Plötzlich ging eine Erschütterung durch das Schiff, die Joon weckte. Er setzte sich sofort anständig in seinen Pilotensitz und entsperrte die Kontrollen. Alle Anzeigen standen auf grün. Die Schilde hielten. Aber was war es? Ein Sensorscan später war die Antwort auch schon da: Ein Trümmerstück einer Station war von den Schilden abgelenkt worden. Joon stutze. Ein Trümmerstück einer Raumstation? Wo zur Hölle befand er sich? Er rief die Sternenkarte auf und erhielt die Antwort: Trantor. Was zur Hölle tat er in Trantor? Er hatte doch seinen Autopiloten so programmiert, dass er diesen Sektor um jeden Preis meiden sollte. Aber nein, nun befand er sich doch hier. Zudem noch auf der legendären Route 99. Der Route der Toten.

Trantor war beim ersten Angriff der Kha’ak vor einem Jazura vollkommen zerstört worden. Noch immer trieben die Trümmer und Wracks von Stationen und Raumschiffen allein im Sektor umher. Seit dem Angriff der Kha’ak hatte man nicht mehr viel mit dem Sektor zu tun. Es war ein toter Sektor, den man nur durchquerte, wenn es auch wirklich sein musste. Wenn die Kha’ak hier einen Stützpunkt errichtet hätten, dann hätten sie eine gute Ausgangsposition gehabt, um gegen die Argon Föderation vorzugehen. Warum sie dies nicht taten, war ein Rätsel. Ein Rätsel, dass man gerne gelöst hätte, wenn man nicht so sehr damit beschäftigt gewesen wäre die Wirtschaft wieder auf Vordermann zu bringen. Natürlich hatte es einige Bemühungen gegeben Trantor frei von den Trümmern zu kriegen und neue Stationen zu errichten, doch die erhöhte Aktivität der Piraten und Guerillaangriffe der Kha’ak ließen den Sektor in einem ungünstigen Licht erscheinen, in das nicht viele investieren wollten.
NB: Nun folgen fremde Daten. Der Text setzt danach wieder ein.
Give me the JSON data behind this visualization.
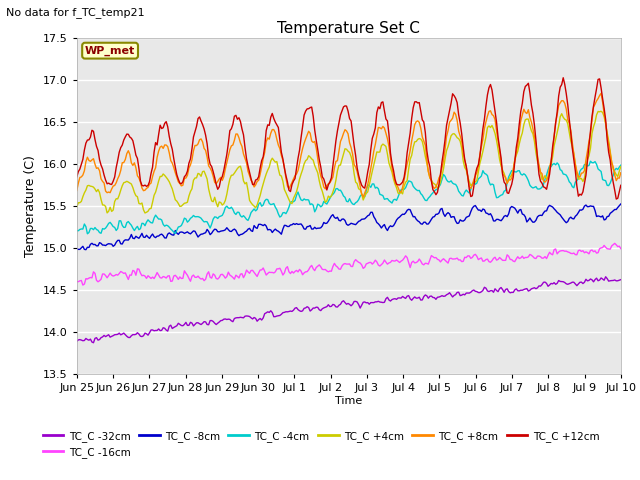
{
  "title": "Temperature Set C",
  "subtitle": "No data for f_TC_temp21",
  "xlabel": "Time",
  "ylabel": "Temperature (C)",
  "ylim": [
    13.5,
    17.5
  ],
  "yticks": [
    13.5,
    14.0,
    14.5,
    15.0,
    15.5,
    16.0,
    16.5,
    17.0,
    17.5
  ],
  "legend_label": "WP_met",
  "series_keys": [
    "TC_C -32cm",
    "TC_C -16cm",
    "TC_C -8cm",
    "TC_C -4cm",
    "TC_C +4cm",
    "TC_C +8cm",
    "TC_C +12cm"
  ],
  "series_colors": [
    "#9900cc",
    "#ff44ff",
    "#0000cc",
    "#00cccc",
    "#cccc00",
    "#ff8800",
    "#cc0000"
  ],
  "xtick_labels": [
    "Jun 25",
    "Jun 26",
    "Jun 27",
    "Jun 28",
    "Jun 29",
    "Jun 30",
    "Jul 1",
    "Jul 2",
    "Jul 3",
    "Jul 4",
    "Jul 5",
    "Jul 6",
    "Jul 7",
    "Jul 8",
    "Jul 9",
    "Jul 10"
  ],
  "bg_color": "#e8e8e8",
  "fig_color": "#ffffff",
  "lw": 1.0
}
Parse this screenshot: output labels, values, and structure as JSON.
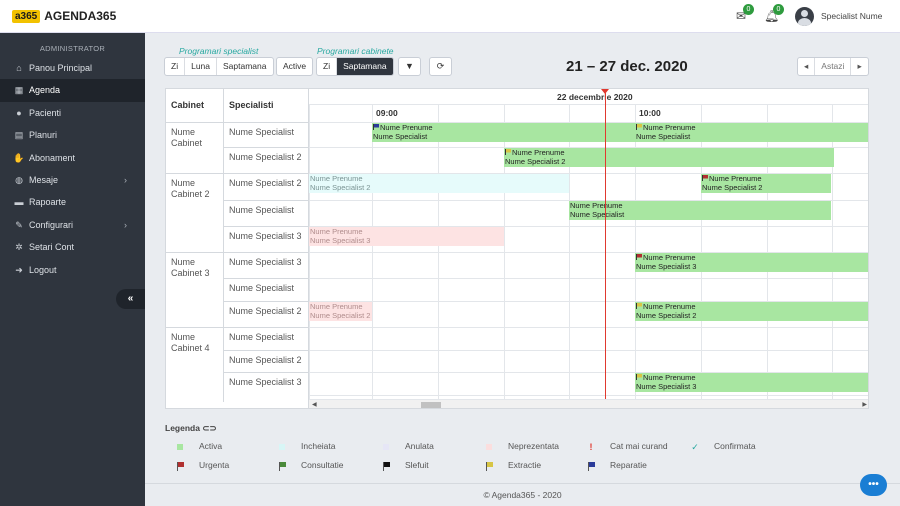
{
  "app": {
    "badge": "a365",
    "name": "AGENDA365"
  },
  "topbar": {
    "mail_count": "0",
    "bell_count": "0",
    "user_name": "Specialist Nume"
  },
  "sidebar": {
    "heading": "ADMINISTRATOR",
    "items": [
      {
        "label": "Panou Principal",
        "icon": "home-icon"
      },
      {
        "label": "Agenda",
        "icon": "calendar-icon",
        "active": true
      },
      {
        "label": "Pacienti",
        "icon": "user-icon"
      },
      {
        "label": "Planuri",
        "icon": "clipboard-icon"
      },
      {
        "label": "Abonament",
        "icon": "hand-icon"
      },
      {
        "label": "Mesaje",
        "icon": "chat-icon",
        "has_submenu": true
      },
      {
        "label": "Rapoarte",
        "icon": "folder-icon"
      },
      {
        "label": "Configurari",
        "icon": "wrench-icon",
        "has_submenu": true
      },
      {
        "label": "Setari Cont",
        "icon": "gear-icon"
      },
      {
        "label": "Logout",
        "icon": "logout-icon"
      }
    ],
    "collapse_glyph": "«"
  },
  "toolbar": {
    "specialist_label": "Programari specialist",
    "specialist_buttons": [
      "Zi",
      "Luna",
      "Saptamana"
    ],
    "active_label": "Active",
    "cabinet_label": "Programari cabinete",
    "cabinet_buttons": [
      "Zi",
      "Saptamana"
    ],
    "range_title": "21 – 27 dec. 2020",
    "today_label": "Astazi"
  },
  "schedule": {
    "col_cabinet": "Cabinet",
    "col_specialist": "Specialisti",
    "day_label": "22 decembrie 2020",
    "hours": [
      "09:00",
      "10:00"
    ],
    "cabinets": [
      {
        "name": "Nume Cabinet",
        "specialists": [
          "Nume Specialist",
          "Nume Specialist 2"
        ]
      },
      {
        "name": "Nume Cabinet 2",
        "specialists": [
          "Nume Specialist 2",
          "Nume Specialist",
          "Nume Specialist 3"
        ]
      },
      {
        "name": "Nume Cabinet 3",
        "specialists": [
          "Nume Specialist 3",
          "Nume Specialist",
          "Nume Specialist 2"
        ]
      },
      {
        "name": "Nume Cabinet 4",
        "specialists": [
          "Nume Specialist",
          "Nume Specialist 2",
          "Nume Specialist 3"
        ]
      }
    ],
    "events": [
      {
        "line1": "Nume Prenume",
        "line2": "Nume Specialist",
        "status": "green",
        "flag": "#2a3b9a"
      },
      {
        "line1": "Nume Prenume",
        "line2": "Nume Specialist",
        "status": "green",
        "flag": "#d7c545"
      },
      {
        "line1": "Nume Prenume",
        "line2": "Nume Specialist 2",
        "status": "green",
        "flag": "#d7c545"
      },
      {
        "line1": "Nume Prenume",
        "line2": "Nume Specialist 2",
        "status": "cyan",
        "flag": ""
      },
      {
        "line1": "Nume Prenume",
        "line2": "Nume Specialist 2",
        "status": "green",
        "flag": "#b03030"
      },
      {
        "line1": "Nume Prenume",
        "line2": "Nume Specialist",
        "status": "green",
        "flag": ""
      },
      {
        "line1": "Nume Prenume",
        "line2": "Nume Specialist 3",
        "status": "pink",
        "flag": ""
      },
      {
        "line1": "Nume Prenume",
        "line2": "Nume Specialist 3",
        "status": "green",
        "flag": "#b03030"
      },
      {
        "line1": "Nume Prenume",
        "line2": "Nume Specialist 2",
        "status": "pink",
        "flag": ""
      },
      {
        "line1": "Nume Prenume",
        "line2": "Nume Specialist 2",
        "status": "green",
        "flag": "#d7c545"
      },
      {
        "line1": "Nume Prenume",
        "line2": "Nume Specialist 3",
        "status": "green",
        "flag": "#d7c545"
      }
    ]
  },
  "legend": {
    "title": "Legenda",
    "items": [
      {
        "label": "Activa",
        "kind": "square",
        "color": "#a8e6a1"
      },
      {
        "label": "Incheiata",
        "kind": "square",
        "color": "#d8f6f6"
      },
      {
        "label": "Anulata",
        "kind": "square",
        "color": "#e6e6f6"
      },
      {
        "label": "Neprezentata",
        "kind": "square",
        "color": "#fbdede"
      },
      {
        "label": "Cat mai curand",
        "kind": "exclaim",
        "color": "#e0392f"
      },
      {
        "label": "Confirmata",
        "kind": "check",
        "color": "#27a8a0"
      },
      {
        "label": "Urgenta",
        "kind": "flag",
        "color": "#b03030"
      },
      {
        "label": "Consultatie",
        "kind": "flag",
        "color": "#4a8a3a"
      },
      {
        "label": "Slefuit",
        "kind": "flag",
        "color": "#111111"
      },
      {
        "label": "Extractie",
        "kind": "flag",
        "color": "#d7c545"
      },
      {
        "label": "Reparatie",
        "kind": "flag",
        "color": "#2a3b9a"
      }
    ]
  },
  "footer": {
    "text": "© Agenda365 - 2020"
  }
}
Zudem häuften sich die Gerüchte, dass die Route 99 von Geistern heimgesucht wurde. Was für ein Schwachsinn! Geister, pah! Wohl zuviel Raumsprit getrunken! Joon glaubte zwar an übersinnliche Wesen, doch in diesen Fällen vermutete er eher, dass Schildreflexionen der Wahrnehmung einen Streich gespielt hatten.

Schlagartig war sämtliche Müdigkeit wie weggeblasen und auch seine Magen-Darm Probleme waren nicht mehr vorrangig präsent. Die Schilde liefen auf Volllast, um die auftreffenden Trümmerstücke abzuwehren. Auch Joon tat sein Bestes um den Trümmern mit mehr oder minder nicht gerade grazilen Manövern auszuweichen. Jetzt wünschte sich Joon, er hätte eine künstliche Intelligenz an Bord, die für ihn das Partikelbeschleuniger-Geschütz bedienen würde, um anfliegende Trümmer zu zerstören. Doch was halfen schon Wünsche, wenn sie nicht in Erfüllung gingen? Joon hätte selber in die Geschützkanzel steigen können und auf die anfliegenden Trümmer schießen können, doch er vertraute dem Autopilot keine weitere Millisezura. Wahrscheinlich würde ihn das Scheißteil genau in eines der riesigen Schiffs- oder Stationswracks fliegen. Doch darüber musste sich Joon keine Gedanken mehr machen. So schnell und stark wie der Trümmerregen angefangen hatte, war er auch wieder vorüber.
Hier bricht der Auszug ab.